The long-term success of these initiatives is largely hinged on the ability of African states to take up the financing obligations that have hitherto been largely met by international development organizations. Whereas securing commitment from African states has been challenging in the past, it is worth noting that there have been some promising cases. For instance, in the buy-in agreements between individual governments and GAVI, 64 out of 67 co-financing countries have fulfilled their buy-in commitments and GAVI has recently secured commitment to build on the vaccines buy-in strategy to 2020 (http://www.gavialliance.org/Funding/Resource-mobilisation/Process/GAVI-Replenishment-Launch-meeting-May-2014/). In light of this, the overall strategy of unifying Africa’s procurement bids is feasible and should be scaled up principally by increased ownership by African states.
Looking East
In related developments, there is an unprecedented ‘West-to-East’ shift in the global pharmaceutical industry with an increasing amount of global R&D, technical development and sales happening in the East, especially in China and India. This shift is in part driven by ongoing pricing and access pressure in Europe and the USA, a global wave of patent expirations and a rapid increase in smaller but faster growing pharmaceutical companies in the East. This shift is changing the global medical/pharmaceutical procurement dynamics and will continue to do so in the immediate future. For instance, while only 1 of the 5 key vaccine suppliers to GAVI was based in an emerging market in 2001, by 2013 more than half of the 12 key suppliers were based outside Europe and the USA. (http://www.gavialliance.org/advocacy-statistics/). On one hand, this shift is good for Africa in the short to medium term since it heralds the entry of new manufacturers and suppliers of pharmaceutical products and lessen the influence of the monopolies that arise out of the recent wave of mergers and acquisitions. On the other hand, in the long-term, it bears little impact for the continent.

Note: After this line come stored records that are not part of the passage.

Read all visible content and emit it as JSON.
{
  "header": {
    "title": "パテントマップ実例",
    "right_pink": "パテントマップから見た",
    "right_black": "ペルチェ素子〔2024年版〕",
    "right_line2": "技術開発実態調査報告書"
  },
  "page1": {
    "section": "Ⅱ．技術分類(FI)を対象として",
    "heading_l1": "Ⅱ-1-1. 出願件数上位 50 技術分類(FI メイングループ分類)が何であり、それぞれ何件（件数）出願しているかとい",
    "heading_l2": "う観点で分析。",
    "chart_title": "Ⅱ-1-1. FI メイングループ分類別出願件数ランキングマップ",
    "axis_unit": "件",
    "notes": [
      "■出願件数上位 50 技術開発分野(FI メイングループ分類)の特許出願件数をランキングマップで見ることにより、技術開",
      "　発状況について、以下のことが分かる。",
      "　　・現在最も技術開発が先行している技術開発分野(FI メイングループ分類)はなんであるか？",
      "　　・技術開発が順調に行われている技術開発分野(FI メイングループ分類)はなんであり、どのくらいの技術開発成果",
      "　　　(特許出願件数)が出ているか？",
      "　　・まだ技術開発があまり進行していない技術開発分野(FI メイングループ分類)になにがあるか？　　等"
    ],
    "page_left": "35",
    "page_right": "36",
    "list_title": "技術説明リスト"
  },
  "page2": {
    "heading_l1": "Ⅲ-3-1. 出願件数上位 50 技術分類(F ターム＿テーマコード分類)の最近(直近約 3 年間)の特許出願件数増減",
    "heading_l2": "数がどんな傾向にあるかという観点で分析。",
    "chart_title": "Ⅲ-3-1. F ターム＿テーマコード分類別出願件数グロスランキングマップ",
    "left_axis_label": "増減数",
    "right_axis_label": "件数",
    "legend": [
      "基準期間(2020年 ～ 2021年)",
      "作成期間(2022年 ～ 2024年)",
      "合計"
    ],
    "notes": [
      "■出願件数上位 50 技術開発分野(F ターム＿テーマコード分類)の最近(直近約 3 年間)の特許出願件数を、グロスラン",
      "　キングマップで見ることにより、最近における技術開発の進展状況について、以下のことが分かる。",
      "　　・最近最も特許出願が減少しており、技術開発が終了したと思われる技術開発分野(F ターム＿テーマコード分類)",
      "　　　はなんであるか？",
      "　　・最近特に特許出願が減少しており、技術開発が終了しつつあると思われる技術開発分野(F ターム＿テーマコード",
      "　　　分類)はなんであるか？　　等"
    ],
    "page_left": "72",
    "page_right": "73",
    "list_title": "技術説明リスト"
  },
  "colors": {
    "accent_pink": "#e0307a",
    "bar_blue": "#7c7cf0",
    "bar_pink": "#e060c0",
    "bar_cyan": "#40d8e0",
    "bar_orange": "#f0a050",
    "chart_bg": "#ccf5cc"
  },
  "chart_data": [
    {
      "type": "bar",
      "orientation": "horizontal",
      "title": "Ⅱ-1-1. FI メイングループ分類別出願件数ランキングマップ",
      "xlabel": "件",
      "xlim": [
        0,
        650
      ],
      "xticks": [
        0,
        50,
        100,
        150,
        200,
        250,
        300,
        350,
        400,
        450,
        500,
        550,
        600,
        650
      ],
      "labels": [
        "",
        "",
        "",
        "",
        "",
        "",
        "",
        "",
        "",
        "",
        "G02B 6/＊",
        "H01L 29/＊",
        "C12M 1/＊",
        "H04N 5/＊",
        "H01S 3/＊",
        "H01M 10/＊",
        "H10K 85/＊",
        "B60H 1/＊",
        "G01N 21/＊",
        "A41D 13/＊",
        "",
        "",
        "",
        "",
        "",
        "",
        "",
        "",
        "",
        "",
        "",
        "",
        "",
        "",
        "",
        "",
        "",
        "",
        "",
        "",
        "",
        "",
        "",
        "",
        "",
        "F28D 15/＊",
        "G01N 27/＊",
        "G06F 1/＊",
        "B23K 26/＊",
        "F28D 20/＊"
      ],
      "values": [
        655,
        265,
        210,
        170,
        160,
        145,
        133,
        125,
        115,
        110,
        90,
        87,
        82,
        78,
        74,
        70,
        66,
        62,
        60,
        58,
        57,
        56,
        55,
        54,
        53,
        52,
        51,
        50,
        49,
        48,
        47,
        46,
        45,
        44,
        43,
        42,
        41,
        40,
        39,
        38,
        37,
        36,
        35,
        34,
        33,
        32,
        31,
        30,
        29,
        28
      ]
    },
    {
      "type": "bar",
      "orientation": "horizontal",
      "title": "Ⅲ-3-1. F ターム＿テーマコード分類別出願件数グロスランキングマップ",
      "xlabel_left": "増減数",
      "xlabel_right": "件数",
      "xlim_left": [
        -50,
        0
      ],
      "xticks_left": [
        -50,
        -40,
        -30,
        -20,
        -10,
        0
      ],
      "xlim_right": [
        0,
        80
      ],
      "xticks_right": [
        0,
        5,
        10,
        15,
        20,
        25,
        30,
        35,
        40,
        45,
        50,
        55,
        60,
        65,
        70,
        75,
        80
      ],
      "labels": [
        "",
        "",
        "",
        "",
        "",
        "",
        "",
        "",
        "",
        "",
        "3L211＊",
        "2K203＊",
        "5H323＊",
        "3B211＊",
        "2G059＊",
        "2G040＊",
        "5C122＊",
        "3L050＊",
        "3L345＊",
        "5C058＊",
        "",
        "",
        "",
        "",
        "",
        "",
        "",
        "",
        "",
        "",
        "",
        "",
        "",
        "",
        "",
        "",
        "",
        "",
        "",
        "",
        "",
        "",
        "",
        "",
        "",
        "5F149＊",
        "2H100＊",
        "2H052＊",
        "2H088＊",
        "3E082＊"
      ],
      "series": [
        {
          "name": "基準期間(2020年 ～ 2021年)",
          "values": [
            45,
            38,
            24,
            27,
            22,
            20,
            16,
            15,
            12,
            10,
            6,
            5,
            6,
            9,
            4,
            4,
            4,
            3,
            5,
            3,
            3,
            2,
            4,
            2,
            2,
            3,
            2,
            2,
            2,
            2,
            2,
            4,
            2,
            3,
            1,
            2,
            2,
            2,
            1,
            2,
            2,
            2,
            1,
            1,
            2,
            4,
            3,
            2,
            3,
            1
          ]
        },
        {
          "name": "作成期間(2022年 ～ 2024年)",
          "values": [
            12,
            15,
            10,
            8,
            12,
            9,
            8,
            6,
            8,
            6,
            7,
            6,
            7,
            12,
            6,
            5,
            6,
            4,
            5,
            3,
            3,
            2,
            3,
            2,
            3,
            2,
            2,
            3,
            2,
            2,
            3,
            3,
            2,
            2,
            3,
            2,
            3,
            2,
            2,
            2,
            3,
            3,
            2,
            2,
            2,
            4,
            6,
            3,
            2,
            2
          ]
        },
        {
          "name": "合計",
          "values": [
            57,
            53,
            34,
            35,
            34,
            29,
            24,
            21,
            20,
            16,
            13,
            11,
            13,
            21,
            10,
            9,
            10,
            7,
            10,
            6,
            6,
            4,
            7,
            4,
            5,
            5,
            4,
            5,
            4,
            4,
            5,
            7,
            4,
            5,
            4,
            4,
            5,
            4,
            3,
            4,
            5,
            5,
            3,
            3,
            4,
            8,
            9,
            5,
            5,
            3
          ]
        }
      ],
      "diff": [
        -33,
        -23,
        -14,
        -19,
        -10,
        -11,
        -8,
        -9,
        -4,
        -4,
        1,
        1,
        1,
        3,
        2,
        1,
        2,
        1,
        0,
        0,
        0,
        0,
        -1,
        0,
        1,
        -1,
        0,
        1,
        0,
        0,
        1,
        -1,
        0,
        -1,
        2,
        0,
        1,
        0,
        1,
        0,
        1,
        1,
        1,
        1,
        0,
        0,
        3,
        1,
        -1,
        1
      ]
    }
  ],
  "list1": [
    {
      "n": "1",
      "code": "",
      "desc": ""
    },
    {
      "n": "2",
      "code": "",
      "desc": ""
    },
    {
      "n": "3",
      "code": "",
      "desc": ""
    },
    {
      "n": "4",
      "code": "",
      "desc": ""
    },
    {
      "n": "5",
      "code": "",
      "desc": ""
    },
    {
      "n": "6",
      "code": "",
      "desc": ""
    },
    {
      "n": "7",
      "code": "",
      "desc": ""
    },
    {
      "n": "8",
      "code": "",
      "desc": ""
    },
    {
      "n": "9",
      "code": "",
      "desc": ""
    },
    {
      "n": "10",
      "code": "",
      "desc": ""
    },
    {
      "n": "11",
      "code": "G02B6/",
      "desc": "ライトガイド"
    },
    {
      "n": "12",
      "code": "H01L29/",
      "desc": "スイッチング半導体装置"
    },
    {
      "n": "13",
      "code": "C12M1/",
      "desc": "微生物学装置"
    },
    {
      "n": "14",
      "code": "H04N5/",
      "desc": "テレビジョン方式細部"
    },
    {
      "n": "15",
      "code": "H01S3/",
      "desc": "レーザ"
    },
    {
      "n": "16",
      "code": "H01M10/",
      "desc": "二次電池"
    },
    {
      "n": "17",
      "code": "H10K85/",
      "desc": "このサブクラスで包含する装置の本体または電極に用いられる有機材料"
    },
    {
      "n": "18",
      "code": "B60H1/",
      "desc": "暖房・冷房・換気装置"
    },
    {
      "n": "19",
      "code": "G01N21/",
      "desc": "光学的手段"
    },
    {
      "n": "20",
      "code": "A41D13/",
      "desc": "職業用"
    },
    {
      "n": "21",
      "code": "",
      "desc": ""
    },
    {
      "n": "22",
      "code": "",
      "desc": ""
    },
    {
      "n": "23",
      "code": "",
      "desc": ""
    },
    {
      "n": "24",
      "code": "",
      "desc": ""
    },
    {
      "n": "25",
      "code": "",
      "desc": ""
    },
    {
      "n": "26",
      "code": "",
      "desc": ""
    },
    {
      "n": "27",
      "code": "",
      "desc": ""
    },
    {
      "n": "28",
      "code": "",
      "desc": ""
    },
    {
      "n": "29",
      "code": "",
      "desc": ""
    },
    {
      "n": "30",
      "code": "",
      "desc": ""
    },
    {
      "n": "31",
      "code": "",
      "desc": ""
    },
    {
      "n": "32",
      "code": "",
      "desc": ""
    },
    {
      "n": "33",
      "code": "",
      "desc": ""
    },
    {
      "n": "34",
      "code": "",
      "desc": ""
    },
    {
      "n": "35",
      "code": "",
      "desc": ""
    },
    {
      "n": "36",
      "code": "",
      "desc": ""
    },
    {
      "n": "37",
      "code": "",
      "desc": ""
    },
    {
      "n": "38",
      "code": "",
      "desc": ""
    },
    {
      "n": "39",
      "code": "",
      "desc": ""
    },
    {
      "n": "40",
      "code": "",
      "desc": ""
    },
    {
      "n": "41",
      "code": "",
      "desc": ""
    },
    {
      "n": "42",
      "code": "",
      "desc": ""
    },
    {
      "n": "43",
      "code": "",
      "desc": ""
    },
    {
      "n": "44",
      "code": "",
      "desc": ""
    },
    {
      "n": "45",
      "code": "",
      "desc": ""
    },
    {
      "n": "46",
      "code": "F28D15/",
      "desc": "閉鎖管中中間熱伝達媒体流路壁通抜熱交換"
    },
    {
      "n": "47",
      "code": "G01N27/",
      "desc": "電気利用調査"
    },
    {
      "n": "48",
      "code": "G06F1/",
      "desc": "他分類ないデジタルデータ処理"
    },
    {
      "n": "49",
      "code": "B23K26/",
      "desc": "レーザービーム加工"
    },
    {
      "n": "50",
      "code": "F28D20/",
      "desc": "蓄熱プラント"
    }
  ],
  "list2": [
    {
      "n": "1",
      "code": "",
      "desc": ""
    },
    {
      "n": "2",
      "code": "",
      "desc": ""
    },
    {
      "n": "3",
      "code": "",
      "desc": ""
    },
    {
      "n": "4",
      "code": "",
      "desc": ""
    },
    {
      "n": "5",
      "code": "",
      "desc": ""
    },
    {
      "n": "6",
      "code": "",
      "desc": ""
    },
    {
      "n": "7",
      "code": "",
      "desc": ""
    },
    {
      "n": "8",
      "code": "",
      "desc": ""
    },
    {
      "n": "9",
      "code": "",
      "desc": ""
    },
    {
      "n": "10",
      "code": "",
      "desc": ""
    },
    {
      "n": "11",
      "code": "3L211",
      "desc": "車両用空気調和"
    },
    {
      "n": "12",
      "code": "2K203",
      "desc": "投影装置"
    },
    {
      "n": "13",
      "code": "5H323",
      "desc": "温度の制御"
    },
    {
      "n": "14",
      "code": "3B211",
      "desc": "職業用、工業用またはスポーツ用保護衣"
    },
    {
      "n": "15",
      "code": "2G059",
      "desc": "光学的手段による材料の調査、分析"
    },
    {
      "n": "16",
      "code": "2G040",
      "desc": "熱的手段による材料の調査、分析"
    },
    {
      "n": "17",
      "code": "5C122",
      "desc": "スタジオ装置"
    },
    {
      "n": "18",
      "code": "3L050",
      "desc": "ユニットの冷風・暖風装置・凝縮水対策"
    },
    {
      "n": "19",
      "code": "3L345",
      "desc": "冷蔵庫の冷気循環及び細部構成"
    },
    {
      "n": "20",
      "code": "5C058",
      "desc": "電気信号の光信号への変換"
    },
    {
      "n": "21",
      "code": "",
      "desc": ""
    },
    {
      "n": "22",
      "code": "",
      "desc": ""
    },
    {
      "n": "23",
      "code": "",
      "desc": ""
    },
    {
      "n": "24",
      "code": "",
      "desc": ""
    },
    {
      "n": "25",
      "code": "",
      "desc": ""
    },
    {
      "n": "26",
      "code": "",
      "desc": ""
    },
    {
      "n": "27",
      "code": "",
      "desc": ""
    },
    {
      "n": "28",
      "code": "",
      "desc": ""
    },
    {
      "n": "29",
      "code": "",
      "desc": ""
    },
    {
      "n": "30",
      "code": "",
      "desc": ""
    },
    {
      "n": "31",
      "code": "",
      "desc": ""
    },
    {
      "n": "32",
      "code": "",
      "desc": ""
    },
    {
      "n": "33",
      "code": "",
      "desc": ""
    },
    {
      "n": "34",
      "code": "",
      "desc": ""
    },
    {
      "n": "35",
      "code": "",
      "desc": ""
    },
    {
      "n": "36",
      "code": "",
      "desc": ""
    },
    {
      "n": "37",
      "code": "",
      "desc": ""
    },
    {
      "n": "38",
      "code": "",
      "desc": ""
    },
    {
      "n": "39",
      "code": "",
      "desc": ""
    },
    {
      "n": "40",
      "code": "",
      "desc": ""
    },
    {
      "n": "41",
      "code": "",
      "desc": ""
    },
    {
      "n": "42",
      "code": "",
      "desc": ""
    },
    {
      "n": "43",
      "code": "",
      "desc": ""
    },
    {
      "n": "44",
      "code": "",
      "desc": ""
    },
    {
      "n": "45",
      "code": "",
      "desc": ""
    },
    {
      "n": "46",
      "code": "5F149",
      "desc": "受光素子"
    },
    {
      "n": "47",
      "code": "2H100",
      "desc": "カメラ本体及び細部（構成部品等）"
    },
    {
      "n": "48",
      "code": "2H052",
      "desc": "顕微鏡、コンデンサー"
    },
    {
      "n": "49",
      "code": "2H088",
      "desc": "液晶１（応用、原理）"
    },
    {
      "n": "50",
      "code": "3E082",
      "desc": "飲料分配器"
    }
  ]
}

This is because these new pharmaceutical companies, most of which are currently stand-alone enterprises, are bound to merge with each other (much for the same reasons that have driven the current wave of mergers and acquisitions) and thus create new monopolies which will pose similar risks to Africa in terms of increased costs of pharmaceutical products. Therefore, in the long term, Africa needs prudent leadership to build on the current successes (exemplified by GAVI, AMFm and Power of One) to further develop herself as a consolidated single market and thus afford herself bargaining power in terms of medical/pharmaceutical products procurement. This will allow her to tame her expenditure on health and channel more of her resources towards building capacity for science and research that will be a prerequisite if at all she is to ultimately manufacture and meet her own demand for medical and pharmaceutical products.
Disclaimer: This post represents the personal opinions of the writers and does not in any way represent the opinion of any pharmaceutical company, development agency or any other entity.